The other area of security you’ll want to outsource – at least to some extent – is your security incident response facility. You simply won’t be able to cater for every eventuality in the event of an attack, and if you’ve done even a vaguely decent job of implementing security in your infrastructure you’ll have little or no experience of incident response, forensic investigation or any other aspects of dealing with an attack. The wide variety of external organisations that can help you out here, on the other hand, will all have extensive experience of both protection and response.
But retain your expertise
So in answer to the original question of whether you can do your security entirely in-house: that’ll be “no”. Unless, perhaps, you’re GCHQ or IBM. Which of course you’re not. But always remember that having a critical mass of security expertise within your team is absolutely essential.

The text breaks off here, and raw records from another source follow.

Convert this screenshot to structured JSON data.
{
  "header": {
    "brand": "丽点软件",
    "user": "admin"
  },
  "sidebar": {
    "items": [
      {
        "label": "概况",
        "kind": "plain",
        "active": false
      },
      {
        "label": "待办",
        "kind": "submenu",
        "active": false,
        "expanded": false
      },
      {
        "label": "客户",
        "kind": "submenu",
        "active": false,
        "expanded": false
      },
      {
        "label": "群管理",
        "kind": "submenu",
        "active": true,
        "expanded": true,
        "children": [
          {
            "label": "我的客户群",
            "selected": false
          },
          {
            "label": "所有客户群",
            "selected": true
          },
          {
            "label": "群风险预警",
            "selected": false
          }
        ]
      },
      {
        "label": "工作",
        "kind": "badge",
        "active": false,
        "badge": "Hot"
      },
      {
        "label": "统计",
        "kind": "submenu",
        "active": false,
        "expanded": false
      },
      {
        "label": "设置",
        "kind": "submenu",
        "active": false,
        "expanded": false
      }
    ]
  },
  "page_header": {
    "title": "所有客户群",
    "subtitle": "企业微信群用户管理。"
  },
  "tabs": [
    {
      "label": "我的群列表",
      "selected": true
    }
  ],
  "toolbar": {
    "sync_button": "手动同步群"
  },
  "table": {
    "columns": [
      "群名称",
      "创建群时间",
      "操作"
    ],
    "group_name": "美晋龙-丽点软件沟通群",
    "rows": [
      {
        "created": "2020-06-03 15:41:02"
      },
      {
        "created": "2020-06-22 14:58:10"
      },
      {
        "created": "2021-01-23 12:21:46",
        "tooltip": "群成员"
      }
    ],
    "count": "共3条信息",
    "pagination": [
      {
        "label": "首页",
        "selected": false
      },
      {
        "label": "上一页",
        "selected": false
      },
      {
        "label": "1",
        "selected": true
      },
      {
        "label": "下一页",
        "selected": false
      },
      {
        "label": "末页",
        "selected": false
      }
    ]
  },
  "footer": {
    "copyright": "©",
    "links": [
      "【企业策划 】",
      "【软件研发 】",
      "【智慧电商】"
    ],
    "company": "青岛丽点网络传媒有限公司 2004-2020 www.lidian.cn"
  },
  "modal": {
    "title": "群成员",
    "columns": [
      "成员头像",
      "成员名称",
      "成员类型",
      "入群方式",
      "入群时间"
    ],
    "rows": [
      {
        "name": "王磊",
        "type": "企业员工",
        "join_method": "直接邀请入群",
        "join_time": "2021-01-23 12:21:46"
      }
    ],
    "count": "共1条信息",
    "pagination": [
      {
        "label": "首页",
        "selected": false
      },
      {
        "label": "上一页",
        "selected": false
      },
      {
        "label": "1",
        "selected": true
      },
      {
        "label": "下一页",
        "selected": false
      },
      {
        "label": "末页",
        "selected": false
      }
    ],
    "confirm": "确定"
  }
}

When you acknowledge that you need third party to support your in-house security, you also need to acknowledge that you need both the expertise to understand which options to go for, how far to outsource (the list of services is verging on endless) and how best to make the elements work together as a coherent whole rather than just a collection of parts.
And of course: don’t forget you’ll need to train the in-house team to manage all those out-of-house toys you just rented.